When RNA interacts with the nucleic probes attached to a gold nanowire, an electric current lets the chip know something has been detected.

The method for collecting and processing the biological sample will depend on the cancer in question. The real trick advantage over traditional testing of these samples comes from working on the nanoscale. By increasing the number of nucleic acid probes, the rate of interaction between biomarkers and probes gets much quicker. This is how the biosensor can work in just 30 minutes. Kelley and her colleagues have created versions of the chip that are multiplexed - detect more than one thing at once. They could conceivably create a model of their device that detects all of the most prevalent forms of cancer at one time.
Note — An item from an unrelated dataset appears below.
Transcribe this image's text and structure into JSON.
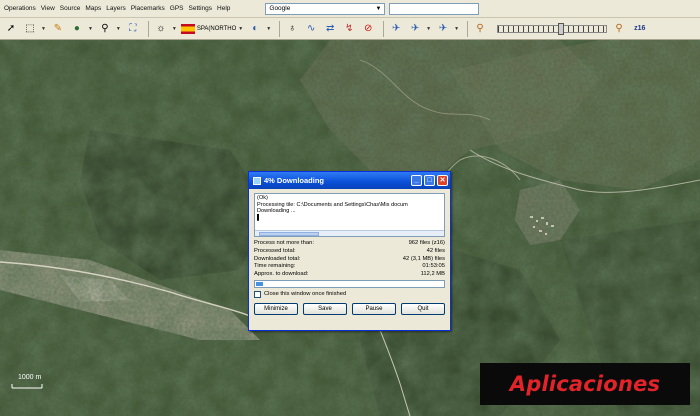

If the combination of biological detectors, tiny wires, and integrated circuits seems familiar, it should. These same basic elements are what allowed for the creation of the oral cancer in spit detector, the bacteria biosensor, and the DNA Electronics genetic testing device. The lung cancer breathalyser works in a somewhat similar fashion but uses nanoparticles to detect chemicals rather than biomarkers. Collectively, these five devices (and many others we haven't discussed yet) indicate that we are about to enter the age of 'labs on a chip'. That is, the testing and detection processes that used to require days and entire laboratories of researchers are soon to replaced with fast acting biosensors that fit in the palms of our hands.

Give these technologies five to ten years (or less in some cases), and I am certain that the trips to our doctors will change dramatically. Almost every important disease or illness will have an associated hand held biosensor chip associated with it. Infectious diseases like swine flu, or HIV, or even a bio-terrorist weapon? You'll know what you have in minutes. Getting older and want to be tested for prostate, oral, lung, or breast cancer? It'll be done while you wait. Access to quick and reliable information about our health is going to help us live longer and healthier so that we have more time to enjoy. You can even sit around in a paper dress if you get nostalgic.